In 1924, a Population Exchange Agreement was signed between Turkish
and Greek governments. Thus,the post-war Kirkica was revitalized
with Turkish newcomers from Salonika, Kavala and Provusta. The words
of Kazim Dirik Pasha, the governor of İzmir at the time, about the
name of the village are still quoted in the region. During the first
years of the Turkish Republic, he visited the village and suggested
changing its name from Cirkince -meaning rather ugly- to Sirince
meaning charming, saying such a nice place should not be called ugly,
but could only be called pretty.
Natural environment
Sirince stands at the end of the valley which goes along the
Çirkince mountain-pass from Selçuk to the east. The river flowing in
the valley was called Klasseas in antiquity. The mountains in the
north are called Elemen.
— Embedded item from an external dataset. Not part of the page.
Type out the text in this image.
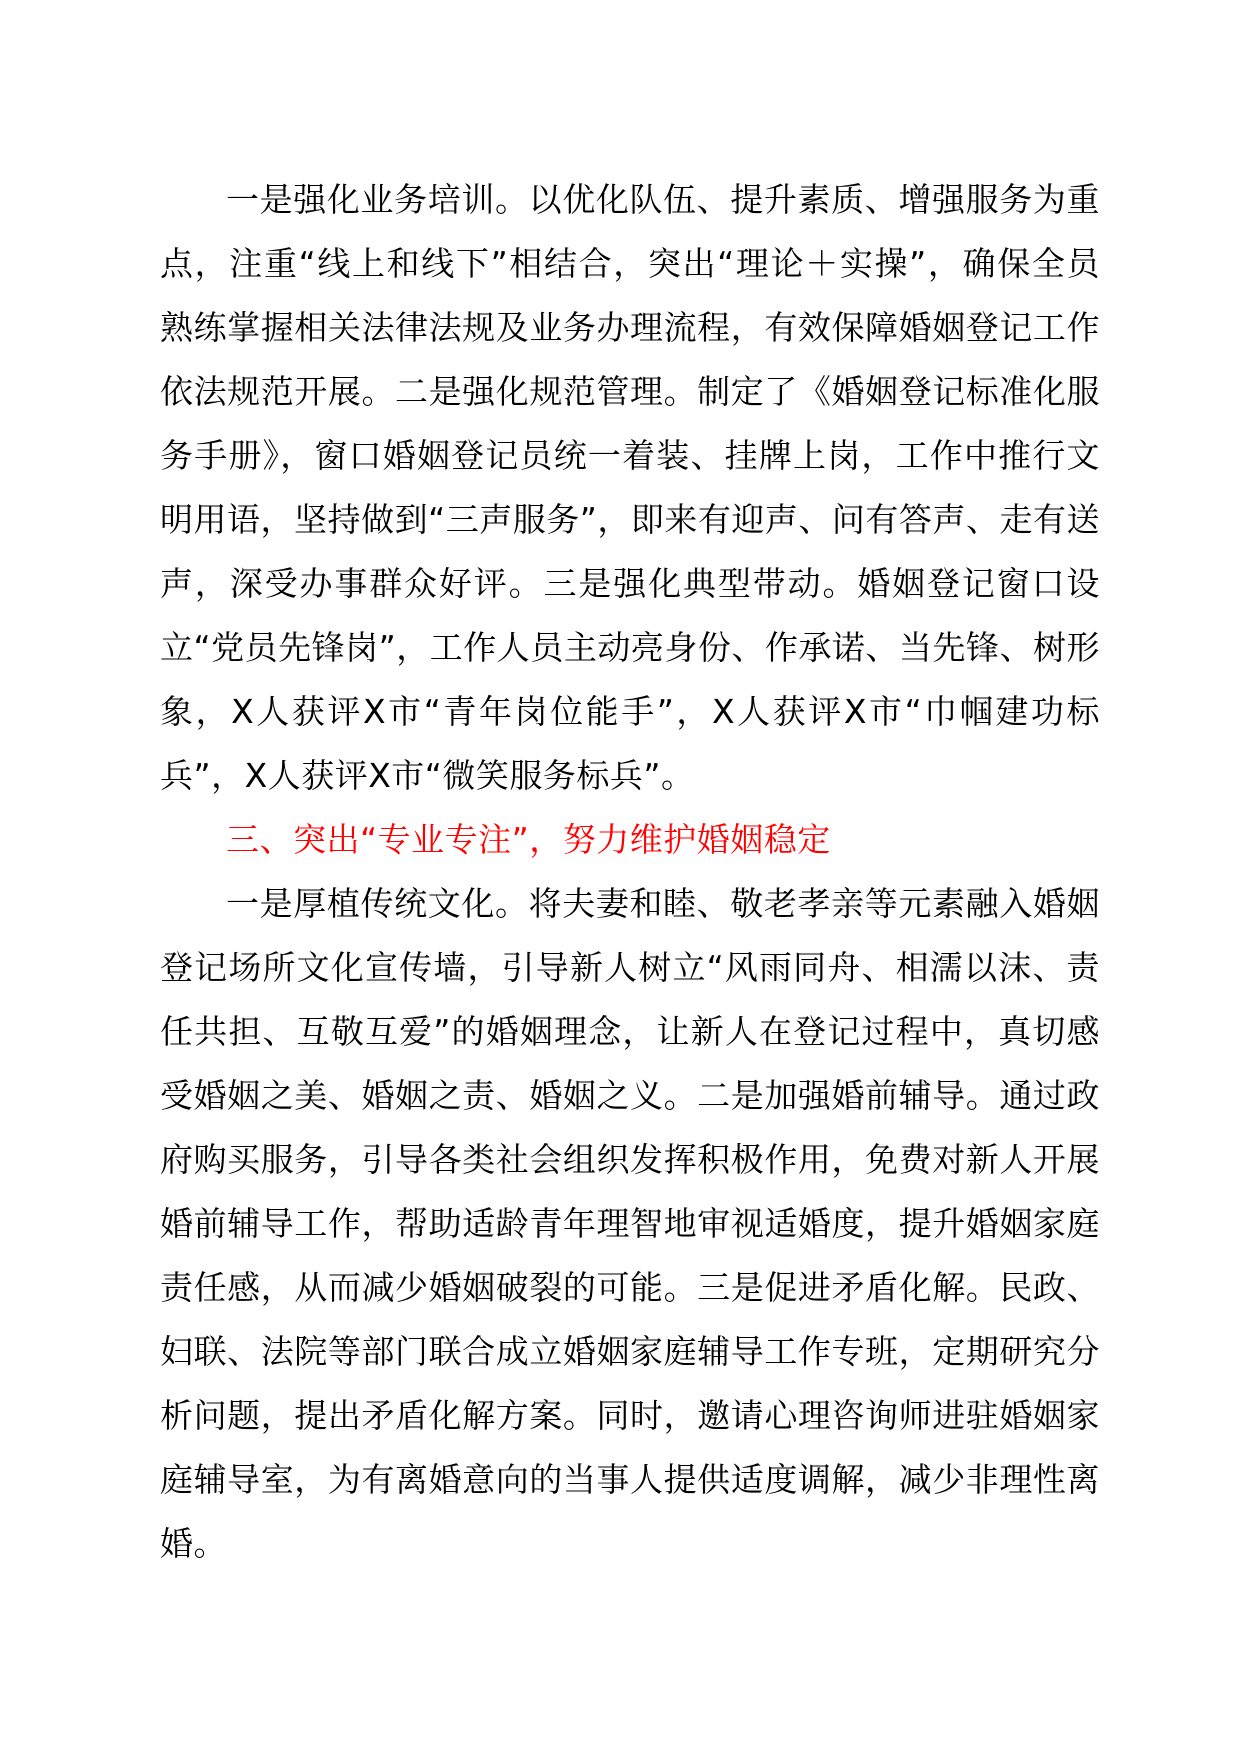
一是强化业务培训。以优化队伍、提升素质、增强服务为重点，注重“线上和线下”相结合，突出“理论＋实操”，确保全员熟练掌握相关法律法规及业务办理流程，有效保障婚姻登记工作依法规范开展。二是强化规范管理。制定了《婚姻登记标准化服务手册》，窗口婚姻登记员统一着装、挂牌上岗，工作中推行文明用语，坚持做到“三声服务”，即来有迎声、问有答声、走有送声，深受办事群众好评。三是强化典型带动。婚姻登记窗口设立“党员先锋岗”，工作人员主动亮身份、作承诺、当先锋、树形象，X人获评X市“青年岗位能手”，X人获评X市“巾帼建功标兵”，X人获评X市“微笑服务标兵”。

三、突出“专业专注”，努力维护婚姻稳定

一是厚植传统文化。将夫妻和睦、敬老孝亲等元素融入婚姻登记场所文化宣传墙，引导新人树立“风雨同舟、相濡以沫、责任共担、互敬互爱”的婚姻理念，让新人在登记过程中，真切感受婚姻之美、婚姻之责、婚姻之义。二是加强婚前辅导。通过政府购买服务，引导各类社会组织发挥积极作用，免费对新人开展婚前辅导工作，帮助适龄青年理智地审视适婚度，提升婚姻家庭责任感，从而减少婚姻破裂的可能。三是促进矛盾化解。民政、妇联、法院等部门联合成立婚姻家庭辅导工作专班，定期研究分析问题，提出矛盾化解方案。同时，邀请心理咨询师进驻婚姻家庭辅导室，为有离婚意向的当事人提供适度调解，减少非理性离婚。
Selahattin Mountain is the current name
given to the hills stretching to the east. Beylik Hill, 508 meters
in height, is to the west of Şirince, overlooking the sea and the
Selcuk plain.
The hills around Sirince are covered with pine trees and on the
rocky cliffs with scrub. Marshmallows with violet flowers are the
most striking plants on the climb to Şirince. The town is surrounded
by olive groves, tangerine and fig gardens, and vineyards.